Sembra di sentire una chiosa relativa alle vicende politiche dei nostri giorni. Chi ci governa fa nuovi accordi ogni settimana, talvolta meno, con uno o con l’altro o con l’altro ancora. Due parti (o almeno due esponenti di due parti) che sembravano opposte (o almeno non proprio in sintonia), si ritrovano sulla stessa lunghezza d’onda e preparano insieme un’alleanza come se si trattasse di un patto di eterna fedeltà e fratellanza, come se finalmente avessero trovato nell’altro il partner ideale per portare avanti un disegno di ricostruzione della Nazione, come se dopo tanto tempo speso a far capire al mondo la loro visione avessero finalmente trovato solo ora e solo con questo partner un terreno comune per renderla concreta.
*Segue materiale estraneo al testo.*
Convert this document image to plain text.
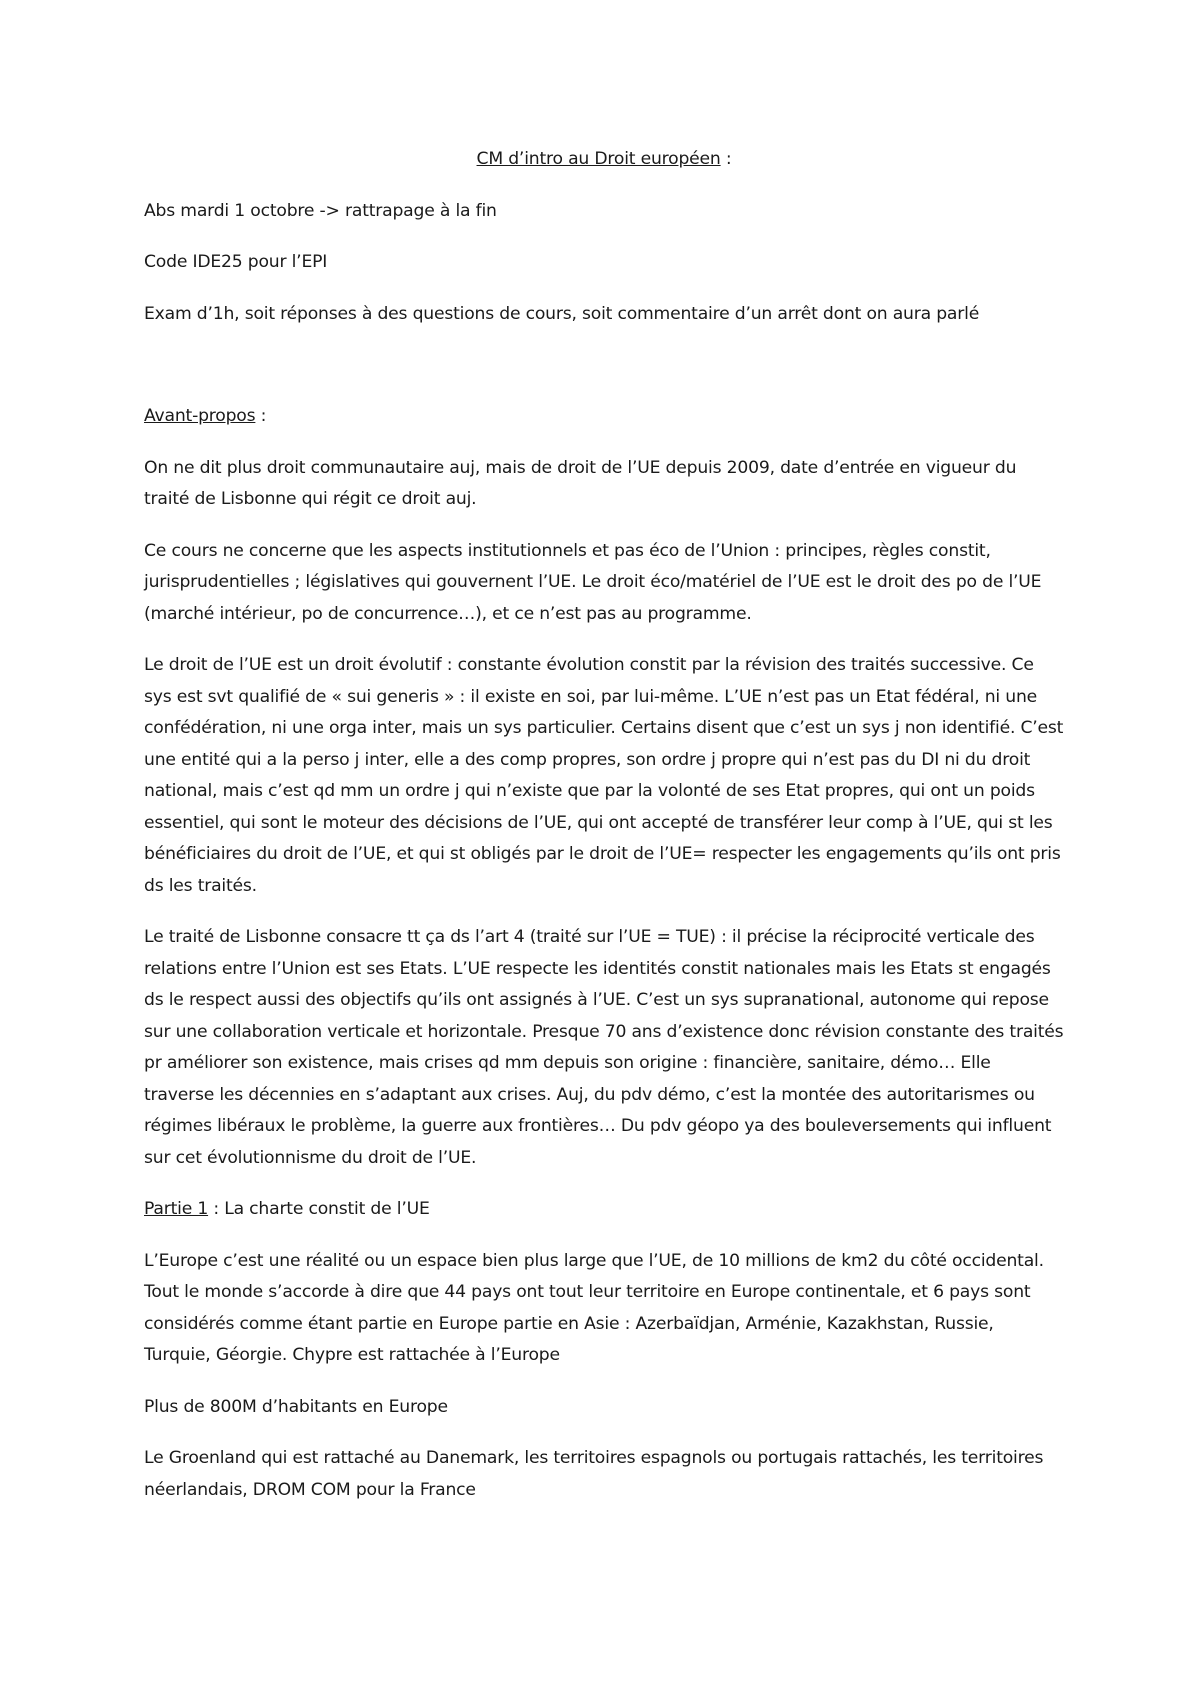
CM d’intro au Droit européen :

Abs mardi 1 octobre -> rattrapage à la fin

Code IDE25 pour l’EPI

Exam d’1h, soit réponses à des questions de cours, soit commentaire d’un arrêt dont on aura parlé

Avant-propos :

On ne dit plus droit communautaire auj, mais de droit de l’UE depuis 2009, date d’entrée en vigueur du traité de Lisbonne qui régit ce droit auj.

Ce cours ne concerne que les aspects institutionnels et pas éco de l’Union : principes, règles constit, jurisprudentielles ; législatives qui gouvernent l’UE. Le droit éco/matériel de l’UE est le droit des po de l’UE (marché intérieur, po de concurrence…), et ce n’est pas au programme.

Le droit de l’UE est un droit évolutif : constante évolution constit par la révision des traités successive. Ce sys est svt qualifié de « sui generis » : il existe en soi, par lui-même. L’UE n’est pas un Etat fédéral, ni une confédération, ni une orga inter, mais un sys particulier. Certains disent que c’est un sys j non identifié. C’est une entité qui a la perso j inter, elle a des comp propres, son ordre j propre qui n’est pas du DI ni du droit national, mais c’est qd mm un ordre j qui n’existe que par la volonté de ses Etat propres, qui ont un poids essentiel, qui sont le moteur des décisions de l’UE, qui ont accepté de transférer leur comp à l’UE, qui st les bénéficiaires du droit de l’UE, et qui st obligés par le droit de l’UE= respecter les engagements qu’ils ont pris ds les traités.

Le traité de Lisbonne consacre tt ça ds l’art 4 (traité sur l’UE = TUE) : il précise la réciprocité verticale des relations entre l’Union est ses Etats. L’UE respecte les identités constit nationales mais les Etats st engagés ds le respect aussi des objectifs qu’ils ont assignés à l’UE. C’est un sys supranational, autonome qui repose sur une collaboration verticale et horizontale. Presque 70 ans d’existence donc révision constante des traités pr améliorer son existence, mais crises qd mm depuis son origine : financière, sanitaire, démo… Elle traverse les décennies en s’adaptant aux crises. Auj, du pdv démo, c’est la montée des autoritarismes ou régimes libéraux le problème, la guerre aux frontières… Du pdv géopo ya des bouleversements qui influent sur cet évolutionnisme du droit de l’UE.

Partie 1 : La charte constit de l’UE

L’Europe c’est une réalité ou un espace bien plus large que l’UE, de 10 millions de km2 du côté occidental. Tout le monde s’accorde à dire que 44 pays ont tout leur territoire en Europe continentale, et 6 pays sont considérés comme étant partie en Europe partie en Asie : Azerbaïdjan, Arménie, Kazakhstan, Russie, Turquie, Géorgie. Chypre est rattachée à l’Europe

Plus de 800M d’habitants en Europe

Le Groenland qui est rattaché au Danemark, les territoires espagnols ou portugais rattachés, les territoires néerlandais, DROM COM pour la France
Quando poi, tre giorni dopo, litigano pubblicamente, si rinfacciano a vicenda l’incapacità di fare e di dire, insomma si disprezzano cordialmente, hanno anche la faccia tosta di negare di essere mai stati d’accordo, e sono ben attenti a non citare le precedenti quindici volte in cui hanno ripetuto lo stesso balletto.
Questo proverbio ben si adatta a questi figuri, e forse a buona parte dei politici di tutti i tempi, visto che chi si dedica alla politica sembra accanirsi ad avere come unico vero amico sé stesso. Insomma a chiudere, più che ad aprire. Ma ciò che talvolta sfugge (un po’ a tutti) è il fatto che, in democrazia, ogni volta che si fanno accordi con una o l’altra parte politica, si sta tacitamente facendo un accordo con gli elettori di quella parte (che non è detto peraltro che si troverebbero d’accordo in ogni specifico caso), quando si offende uno o l’altro partito, si stanno tacitamente offendendo i sostenitori di quel partito.
Ma non con i nostri (soliti) politici. Con loro si continua a “cascarci” ogni volta. Ci si incaponisce a credere (o almeno a sperare) che sono davvero dalla nostra parte. A fidarsi. Perché?